The two express the subject distinctly, however, and it cuts to the way each sport understands its place in the motorsport world.
On the one hand MotoGP has built itself as the pinnacle of the motorcycling ladder, a natural conclusion to a series of junior classes.
On the other hand Formula One has styled itself as a fortress, closed to the world and accessible by invitation only.
It isn’t surprising – Formula One has long played a conservative game tainted by fear of other sports. Its attitude to Le Mans, with which the calendar has deliberately clashed since Nico Hülkenberg’s 2015 win, is an obvious example.
But more than that is the lack of cohesion with which Formula One presents itself as an apex sport. It claims to be the king of the four-wheel scene, but it chooses to make itself an island.
Consider the way a MotoGP weekend is consistently supported by junior categories Moto2 and Moto3. The trio operate in harmony and alongside race-by-race support categories every round of the year in a regular, predictable, and comprehensively covered schedule that makes supporting the three-series event as a whole extremely simple.
In contrast is Formula One, which is supported by nominal feeder categories GP2 and GP3 at just 11 and 9 rounds respectively.
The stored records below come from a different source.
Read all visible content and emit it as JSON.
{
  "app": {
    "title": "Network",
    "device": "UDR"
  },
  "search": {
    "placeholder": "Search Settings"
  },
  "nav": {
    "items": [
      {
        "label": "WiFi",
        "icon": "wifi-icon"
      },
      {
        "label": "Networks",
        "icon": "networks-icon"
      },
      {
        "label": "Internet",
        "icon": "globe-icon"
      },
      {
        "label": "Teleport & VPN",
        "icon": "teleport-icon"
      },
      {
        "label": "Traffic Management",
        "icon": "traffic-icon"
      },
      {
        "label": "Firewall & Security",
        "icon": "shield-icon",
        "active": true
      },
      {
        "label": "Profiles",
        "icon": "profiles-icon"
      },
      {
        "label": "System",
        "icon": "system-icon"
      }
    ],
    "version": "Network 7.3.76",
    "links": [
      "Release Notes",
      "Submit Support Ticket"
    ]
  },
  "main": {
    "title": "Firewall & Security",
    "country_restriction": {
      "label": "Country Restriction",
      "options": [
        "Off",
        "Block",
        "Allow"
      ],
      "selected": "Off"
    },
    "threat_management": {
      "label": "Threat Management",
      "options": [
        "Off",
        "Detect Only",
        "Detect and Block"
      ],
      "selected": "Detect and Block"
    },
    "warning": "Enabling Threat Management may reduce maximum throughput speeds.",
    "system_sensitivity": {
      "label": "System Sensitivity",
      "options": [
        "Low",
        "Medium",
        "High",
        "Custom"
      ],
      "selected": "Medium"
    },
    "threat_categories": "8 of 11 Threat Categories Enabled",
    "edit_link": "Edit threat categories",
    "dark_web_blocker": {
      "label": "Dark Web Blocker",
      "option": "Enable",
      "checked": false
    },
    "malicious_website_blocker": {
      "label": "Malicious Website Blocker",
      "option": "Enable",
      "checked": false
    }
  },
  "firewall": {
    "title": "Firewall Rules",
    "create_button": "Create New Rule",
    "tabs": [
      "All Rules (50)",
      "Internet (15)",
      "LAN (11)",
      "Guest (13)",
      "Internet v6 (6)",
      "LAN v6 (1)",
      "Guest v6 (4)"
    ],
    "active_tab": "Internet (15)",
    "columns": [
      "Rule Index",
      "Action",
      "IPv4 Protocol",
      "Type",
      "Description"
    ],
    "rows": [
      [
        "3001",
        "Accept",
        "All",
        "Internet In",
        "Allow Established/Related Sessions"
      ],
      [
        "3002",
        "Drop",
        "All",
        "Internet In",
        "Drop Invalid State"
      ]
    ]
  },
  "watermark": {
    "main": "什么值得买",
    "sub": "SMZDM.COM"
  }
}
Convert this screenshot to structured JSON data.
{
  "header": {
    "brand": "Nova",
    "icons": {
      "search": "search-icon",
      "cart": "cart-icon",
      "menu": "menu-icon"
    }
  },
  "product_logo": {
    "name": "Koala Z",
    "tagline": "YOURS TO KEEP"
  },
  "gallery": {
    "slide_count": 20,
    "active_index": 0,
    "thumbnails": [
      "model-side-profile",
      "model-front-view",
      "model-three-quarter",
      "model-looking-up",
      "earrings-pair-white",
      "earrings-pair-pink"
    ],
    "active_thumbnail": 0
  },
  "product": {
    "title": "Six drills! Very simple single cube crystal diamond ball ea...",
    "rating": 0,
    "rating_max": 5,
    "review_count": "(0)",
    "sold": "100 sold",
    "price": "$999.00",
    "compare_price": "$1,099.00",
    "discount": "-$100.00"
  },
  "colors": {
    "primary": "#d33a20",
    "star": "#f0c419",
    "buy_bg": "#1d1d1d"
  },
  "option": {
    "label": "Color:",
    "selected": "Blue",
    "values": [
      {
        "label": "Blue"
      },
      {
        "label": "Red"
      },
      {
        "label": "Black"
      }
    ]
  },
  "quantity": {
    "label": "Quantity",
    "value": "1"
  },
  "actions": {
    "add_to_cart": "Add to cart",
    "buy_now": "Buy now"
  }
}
Most of the year’s F1 flyaway races aren’t present on the junior calendars, leaving racegoers outside of Europe to watch only what local categories are able to afford to appear on the F1 bill.
Worse still is that neither GP2 nor GP3 are incorporated into the overarching F1 programme. They are support categories, yes, but not part of the F1 bill. If F1 broadcasters choose to screen them, the presentation isn’t consistent with Formula One. Both are distinct from the sport they were specifically designed to support.
As is Formula One’s preferred outcome, there are no real winners from this scenario. GP2 and GP3 get some exposure, but both remain open to challenges to their credibility from alternatives like Formula Three or Formula V8 3.5.
The aspiring grand prix drivers lack maximum exposure, too, by missing out on coverage as extensive as that received by their two-wheeled cousins. Because it’s difficult for motor racing fans at home or at the track to follow their junior stories, it’s equally difficult for these drivers to make names for themselves if they’re not dominating the category like Stoffel Vandoorne crashing as regularly as Sergio Canamasas.
Rio Haryanto is a prime example of a driver deprived of fair exposure. Attached to his Formula One debut were the usual pay driver slights, but his critics neglected to take into account that he was equal second on wins at the end of the 2015 GP2 season. Notably one of those victories came in Austria, where he defended against eventual champion Vandoorne despite his damaged front wing.
Formula One suffers in the long run, too, by depriving itself of a pipeline of drivers with established fan-bases and known narratives. If the sport’s followers had more opportunities to see the junior drivers in action, Formula One could better engage viewers with battles throughout the entire grid rather than just those comprising big-name drivers.
A more comprehensive approach to the junior series would be in the interests of Formula One, of the junior categories, of the drivers, and of the fans. MotoGP already knows this, and it serves up three categories of racing every weekend, virtually guaranteeing at least one race on Sunday will be a thriller in the event one of the others fizzles into anticlimax.
Formula One doesn’t like to admit other categories can go racing better than it can, but in this case at very least, Formula One could do worse than to study MotoGP.